Depth of snow in Colorado has many nervous
All you have to do is look toward the mountains to know something unusual is happening. It’s pushing June, and Colorado high country remains decidedly white. It’s not unusual to see snow on the mountains any time of year. What is unusual is the depth of that snow.
It is a situation that has some calling for the construction of new dams to allow Colorado to keep more water when there is more to keep. Others worry about flooding and mudslides when the snow starts to melt.
Frequent Colorado Independent contributor Allen Best documents the situation in an article published at NewWest.net.
Spring this year is looking over its shoulder at winter. But when the snowmelt finally begins in earnest, Colorado will have what kayakers and rafters call a big water year. The circumstances have some emergency service personnel a trifle nervous. Dam operators, worried about what will happen when the weather inevitably warms, have been draining reservoirs, confident that there’s plenty of water on the mountain slopes in replacement.
Downstream in the desert, the giant reservoirs called Powell and Mead should have higher water levels.
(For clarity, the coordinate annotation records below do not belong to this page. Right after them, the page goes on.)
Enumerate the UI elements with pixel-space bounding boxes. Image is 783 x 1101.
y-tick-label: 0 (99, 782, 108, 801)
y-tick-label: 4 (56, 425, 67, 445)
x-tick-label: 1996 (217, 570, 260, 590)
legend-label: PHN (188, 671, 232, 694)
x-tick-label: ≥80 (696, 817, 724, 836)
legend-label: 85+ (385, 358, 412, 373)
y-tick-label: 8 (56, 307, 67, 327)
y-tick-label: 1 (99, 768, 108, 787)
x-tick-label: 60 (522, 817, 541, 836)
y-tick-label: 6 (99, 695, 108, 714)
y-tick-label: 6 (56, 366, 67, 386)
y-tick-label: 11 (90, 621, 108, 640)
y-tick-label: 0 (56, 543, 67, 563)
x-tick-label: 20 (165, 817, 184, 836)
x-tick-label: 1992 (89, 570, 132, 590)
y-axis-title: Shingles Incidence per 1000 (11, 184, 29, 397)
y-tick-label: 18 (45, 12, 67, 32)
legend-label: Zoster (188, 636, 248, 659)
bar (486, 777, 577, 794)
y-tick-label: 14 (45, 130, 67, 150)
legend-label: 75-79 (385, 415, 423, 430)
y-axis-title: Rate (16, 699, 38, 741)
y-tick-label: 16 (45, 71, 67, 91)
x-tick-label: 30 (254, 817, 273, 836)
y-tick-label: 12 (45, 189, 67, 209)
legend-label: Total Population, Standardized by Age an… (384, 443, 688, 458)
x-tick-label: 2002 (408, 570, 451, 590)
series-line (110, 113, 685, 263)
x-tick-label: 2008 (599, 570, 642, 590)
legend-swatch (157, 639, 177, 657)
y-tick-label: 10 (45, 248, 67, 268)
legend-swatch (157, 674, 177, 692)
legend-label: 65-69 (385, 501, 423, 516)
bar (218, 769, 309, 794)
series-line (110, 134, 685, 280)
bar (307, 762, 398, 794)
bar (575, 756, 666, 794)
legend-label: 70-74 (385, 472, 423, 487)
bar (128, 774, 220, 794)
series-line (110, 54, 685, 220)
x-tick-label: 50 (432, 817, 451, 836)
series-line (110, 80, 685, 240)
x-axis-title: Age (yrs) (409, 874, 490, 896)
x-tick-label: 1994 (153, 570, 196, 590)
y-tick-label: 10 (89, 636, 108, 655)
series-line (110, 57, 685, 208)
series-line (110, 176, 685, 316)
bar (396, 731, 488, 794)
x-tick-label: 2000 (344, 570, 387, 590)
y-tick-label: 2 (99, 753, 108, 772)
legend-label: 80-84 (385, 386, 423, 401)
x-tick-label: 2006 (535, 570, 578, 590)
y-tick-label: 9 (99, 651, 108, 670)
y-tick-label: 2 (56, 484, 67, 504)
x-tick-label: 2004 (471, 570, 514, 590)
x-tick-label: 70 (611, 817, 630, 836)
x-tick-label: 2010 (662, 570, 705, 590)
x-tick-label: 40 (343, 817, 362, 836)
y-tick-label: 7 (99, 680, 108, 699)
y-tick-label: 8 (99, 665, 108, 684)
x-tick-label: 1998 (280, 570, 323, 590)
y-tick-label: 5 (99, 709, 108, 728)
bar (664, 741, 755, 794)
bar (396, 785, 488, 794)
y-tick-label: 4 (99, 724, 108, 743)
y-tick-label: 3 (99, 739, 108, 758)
Half of the Colorado River’s water comes from Colorado.
It’s a snowpack with dimensions not often seen in recent years. The most frequent comparisons are to big water years in the 1980s.
“This year the lateness of the melt out and the size of the snowpack approaches that of 1983,” says Mike Gillespie, snow survey coordinator for the Natural Resources Conservation Service in Colorado. Utah and Wyoming also have big snowpacks this year, he added, as do other Western states. “But we have the most critical conditions in terms of snowmelt.”
This year’s big water has also reinvigorated long-standing arguments about the best purpose of spring runoff. Farmers, cities and others say the record snowpack demonstrates, yet again, the need for dams and reservoirs to store water for the inevitable dry years.
“I think it’s one of those ‘duh’ moments,” says Brian Werner, spokesman for the Northern Colorado Water Conservation District. “Look at all the water that is going downstream, on both sides of the mountain (Continental Divide).”
That is, says Werner, water that could legally stay in Colorado – if it had the necessary dams. “We need to put some more buckets out there, and these are good years to illustrate why we need buckets.”
The district delivers water to 640,000 irrigated acres of farmland that extends to Nebraska plus cities in one of the West’s fastest-growing areas, between the university towns of Boulder and Fort Collins. To deliver reliable water, Northern proposes a new reservoir at Glade Park, adjacent to the Poudre River, where peak flows of 6,000 cubic feet per second are forecast this year, double the average.